Diesel WorldFebruary 2020
In the diesel industry, Cummins swaps are nothing new. The B series inline-six has been the engine of choice for sled pullers, drag racers, rat rods, and (of course) Ford trucks for more than a decade. However, the unwritten rules of engagement in performing a Cummins swap dictate that Duramax-powered trucks are off limits. With common-rail injection and a proven track record for performance and durability, the 6.6L V8 is more than sufficient in yielding the kind of power most enthusiasts are after. Put simply: you just don’t go there.
But then there are young guns like Tyler Rabbage. The 22-year-old Miami native wasn’t afraid to break all the rules in pursuit of adding reliability and horsepower to his ’03 Silverado. After the LB7’s second set of injectors began to go south and its 350,000-mile head gaskets appeared blown, Tyler got to thinking. “I had the choice to either fix the issues with the Duramax or—for the same price—I could put a Cummins in the truck and make more power,” he told us.
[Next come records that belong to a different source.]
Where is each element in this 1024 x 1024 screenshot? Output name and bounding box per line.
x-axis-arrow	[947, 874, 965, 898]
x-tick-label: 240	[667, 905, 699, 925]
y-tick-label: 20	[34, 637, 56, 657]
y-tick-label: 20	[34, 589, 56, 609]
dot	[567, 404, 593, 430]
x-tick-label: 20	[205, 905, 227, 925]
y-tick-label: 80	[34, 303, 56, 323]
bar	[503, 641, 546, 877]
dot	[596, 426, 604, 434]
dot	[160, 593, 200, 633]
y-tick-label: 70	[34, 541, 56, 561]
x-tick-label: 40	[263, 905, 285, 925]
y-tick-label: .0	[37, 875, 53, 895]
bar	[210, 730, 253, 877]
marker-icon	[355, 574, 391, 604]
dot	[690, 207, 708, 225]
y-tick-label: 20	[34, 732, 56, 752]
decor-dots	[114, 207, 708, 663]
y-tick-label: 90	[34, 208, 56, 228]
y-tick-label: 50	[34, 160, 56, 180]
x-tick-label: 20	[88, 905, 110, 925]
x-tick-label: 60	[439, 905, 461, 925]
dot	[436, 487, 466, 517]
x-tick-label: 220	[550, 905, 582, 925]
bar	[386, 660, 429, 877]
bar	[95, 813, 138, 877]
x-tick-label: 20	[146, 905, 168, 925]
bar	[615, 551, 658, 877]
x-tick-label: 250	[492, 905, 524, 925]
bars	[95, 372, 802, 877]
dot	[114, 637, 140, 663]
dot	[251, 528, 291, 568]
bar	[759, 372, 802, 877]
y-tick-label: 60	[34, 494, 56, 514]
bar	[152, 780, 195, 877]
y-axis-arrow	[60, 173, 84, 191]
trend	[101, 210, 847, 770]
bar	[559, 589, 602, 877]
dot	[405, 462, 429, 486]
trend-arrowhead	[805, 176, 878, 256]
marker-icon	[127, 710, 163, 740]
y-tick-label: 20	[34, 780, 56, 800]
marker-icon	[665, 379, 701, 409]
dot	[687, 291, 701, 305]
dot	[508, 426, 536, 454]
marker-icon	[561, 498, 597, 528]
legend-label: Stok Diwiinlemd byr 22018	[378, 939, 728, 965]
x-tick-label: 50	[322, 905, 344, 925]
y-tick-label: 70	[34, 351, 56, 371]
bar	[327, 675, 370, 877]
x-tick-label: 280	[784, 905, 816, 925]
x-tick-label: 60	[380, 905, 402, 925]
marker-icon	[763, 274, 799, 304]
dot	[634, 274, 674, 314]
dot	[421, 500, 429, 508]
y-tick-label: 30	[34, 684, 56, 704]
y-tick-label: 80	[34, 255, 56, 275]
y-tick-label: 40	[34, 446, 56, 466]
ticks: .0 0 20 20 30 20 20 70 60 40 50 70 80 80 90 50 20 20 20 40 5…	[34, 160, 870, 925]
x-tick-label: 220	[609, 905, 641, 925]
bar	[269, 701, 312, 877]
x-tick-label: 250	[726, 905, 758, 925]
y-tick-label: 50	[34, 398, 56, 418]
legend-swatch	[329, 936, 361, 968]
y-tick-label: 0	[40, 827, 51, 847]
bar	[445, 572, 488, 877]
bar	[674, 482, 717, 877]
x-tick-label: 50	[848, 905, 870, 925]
And so, the “Chummins,” as Tyler and his group of friends like to refer to it, was born. Perhaps the wildest part of the entire process was how quickly it all unfolded. Tyler spent his 2016 college Spring Break performing the swap. In just eight days—and with the help of Outlaw Diesel in Miami—the Duramax/Allison combination was ditched in favor of a compound turbo’d, 12-valve Cummins backed by a built 47RH.